Theresa Villiers previously said new housing should not be inflicted on communities as if they were a force-fed goose By David Floyd
Theresa Villiers MP
Theresa Villiers used a parliamentary question last week to ask the prime minister to abolish centrally-set targets for new local housing.
She raised the issue with Rishi Sunak at prime minister’s questions on Wednesday saying: “Excessive housing targets are placing greater and greater pressure on councils to approve development which damages our environment.”
Before adding: “When the prime minister came to Finchley over the summer, he said he wanted to abolish those targets.

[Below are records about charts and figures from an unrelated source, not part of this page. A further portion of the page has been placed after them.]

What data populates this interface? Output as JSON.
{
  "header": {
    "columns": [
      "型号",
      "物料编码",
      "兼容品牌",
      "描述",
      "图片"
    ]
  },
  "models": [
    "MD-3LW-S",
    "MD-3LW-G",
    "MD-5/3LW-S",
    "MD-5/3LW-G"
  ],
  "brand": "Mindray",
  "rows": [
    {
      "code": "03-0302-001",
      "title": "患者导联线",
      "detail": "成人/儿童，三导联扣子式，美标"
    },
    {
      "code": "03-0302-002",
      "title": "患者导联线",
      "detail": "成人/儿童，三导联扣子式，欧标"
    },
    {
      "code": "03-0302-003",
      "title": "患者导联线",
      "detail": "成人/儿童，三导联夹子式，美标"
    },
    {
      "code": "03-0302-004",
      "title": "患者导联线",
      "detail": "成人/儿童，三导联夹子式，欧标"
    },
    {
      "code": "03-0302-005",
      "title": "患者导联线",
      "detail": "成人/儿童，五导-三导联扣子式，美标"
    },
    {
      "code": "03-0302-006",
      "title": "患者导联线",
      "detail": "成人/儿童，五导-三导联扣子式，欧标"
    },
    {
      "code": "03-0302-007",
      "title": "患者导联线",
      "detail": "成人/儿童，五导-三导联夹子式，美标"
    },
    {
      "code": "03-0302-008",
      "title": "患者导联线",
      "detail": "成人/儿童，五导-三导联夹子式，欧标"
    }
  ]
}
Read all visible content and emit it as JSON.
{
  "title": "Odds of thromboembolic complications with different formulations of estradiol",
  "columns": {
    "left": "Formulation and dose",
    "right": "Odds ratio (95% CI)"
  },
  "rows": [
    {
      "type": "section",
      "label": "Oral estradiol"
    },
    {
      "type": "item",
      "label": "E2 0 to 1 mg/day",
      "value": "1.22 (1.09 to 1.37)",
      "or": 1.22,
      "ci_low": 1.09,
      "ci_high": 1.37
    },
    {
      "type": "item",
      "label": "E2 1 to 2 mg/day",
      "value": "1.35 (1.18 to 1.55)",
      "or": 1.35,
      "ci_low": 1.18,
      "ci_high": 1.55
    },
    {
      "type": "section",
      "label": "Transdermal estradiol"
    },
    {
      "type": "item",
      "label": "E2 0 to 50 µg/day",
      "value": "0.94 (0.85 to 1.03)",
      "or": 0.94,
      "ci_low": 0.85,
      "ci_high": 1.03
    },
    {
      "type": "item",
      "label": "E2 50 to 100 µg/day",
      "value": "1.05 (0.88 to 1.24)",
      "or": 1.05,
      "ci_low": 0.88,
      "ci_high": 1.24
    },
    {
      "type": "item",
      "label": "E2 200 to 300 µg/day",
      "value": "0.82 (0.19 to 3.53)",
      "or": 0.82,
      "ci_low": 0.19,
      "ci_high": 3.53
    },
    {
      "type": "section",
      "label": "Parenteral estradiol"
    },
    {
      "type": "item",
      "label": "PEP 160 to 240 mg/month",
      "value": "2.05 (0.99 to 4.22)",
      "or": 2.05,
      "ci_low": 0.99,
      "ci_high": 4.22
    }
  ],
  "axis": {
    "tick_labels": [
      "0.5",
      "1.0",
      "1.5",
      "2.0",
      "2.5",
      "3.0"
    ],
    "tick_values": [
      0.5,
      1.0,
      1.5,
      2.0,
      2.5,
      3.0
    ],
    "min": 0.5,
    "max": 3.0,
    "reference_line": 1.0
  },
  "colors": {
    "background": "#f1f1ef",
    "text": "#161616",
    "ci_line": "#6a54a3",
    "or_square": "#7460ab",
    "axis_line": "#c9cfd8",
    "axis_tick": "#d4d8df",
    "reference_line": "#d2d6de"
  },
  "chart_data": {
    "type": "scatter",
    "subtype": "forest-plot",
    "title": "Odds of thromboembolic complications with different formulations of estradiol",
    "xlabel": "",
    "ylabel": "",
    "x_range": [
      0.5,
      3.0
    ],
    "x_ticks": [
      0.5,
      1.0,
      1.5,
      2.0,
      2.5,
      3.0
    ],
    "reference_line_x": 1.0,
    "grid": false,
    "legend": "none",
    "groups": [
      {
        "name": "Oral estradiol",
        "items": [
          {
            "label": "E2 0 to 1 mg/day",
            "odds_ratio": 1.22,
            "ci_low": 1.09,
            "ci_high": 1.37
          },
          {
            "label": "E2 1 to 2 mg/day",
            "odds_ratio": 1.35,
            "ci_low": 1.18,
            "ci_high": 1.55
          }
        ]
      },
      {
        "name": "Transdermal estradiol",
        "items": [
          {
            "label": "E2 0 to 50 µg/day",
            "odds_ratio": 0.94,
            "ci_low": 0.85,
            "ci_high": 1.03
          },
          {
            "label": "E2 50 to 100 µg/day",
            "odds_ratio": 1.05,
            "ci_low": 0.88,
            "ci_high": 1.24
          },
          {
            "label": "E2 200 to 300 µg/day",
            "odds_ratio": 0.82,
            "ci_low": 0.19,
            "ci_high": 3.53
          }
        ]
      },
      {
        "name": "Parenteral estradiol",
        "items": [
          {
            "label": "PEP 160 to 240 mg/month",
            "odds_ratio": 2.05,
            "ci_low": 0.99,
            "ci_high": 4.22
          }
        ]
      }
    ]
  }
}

Will he use the levelling up bill report stage to bring forward government amendments to do that?”
In his response, the prime minister did not specifically pledge to ditch the targets however he expressed sympathy with the question saying that he wanted decisions on housing to be “taken locally with greater say for local communities rather than distant bureaucrats.”
Earlier last week, in an article for Conservative Home, the Chipping Barnet MP had outlined her concerns in more detail. She wrote: “I have never known a time when there were so many applications for blocks of flats which are entirely inappropriate in a low-rise suburban neighbourhood like my constituency in Barnet.”
And concluded: “Home building should be something that is done in partnership with local communities, not inflicted on them as if they were some force-fed foie gras goose.”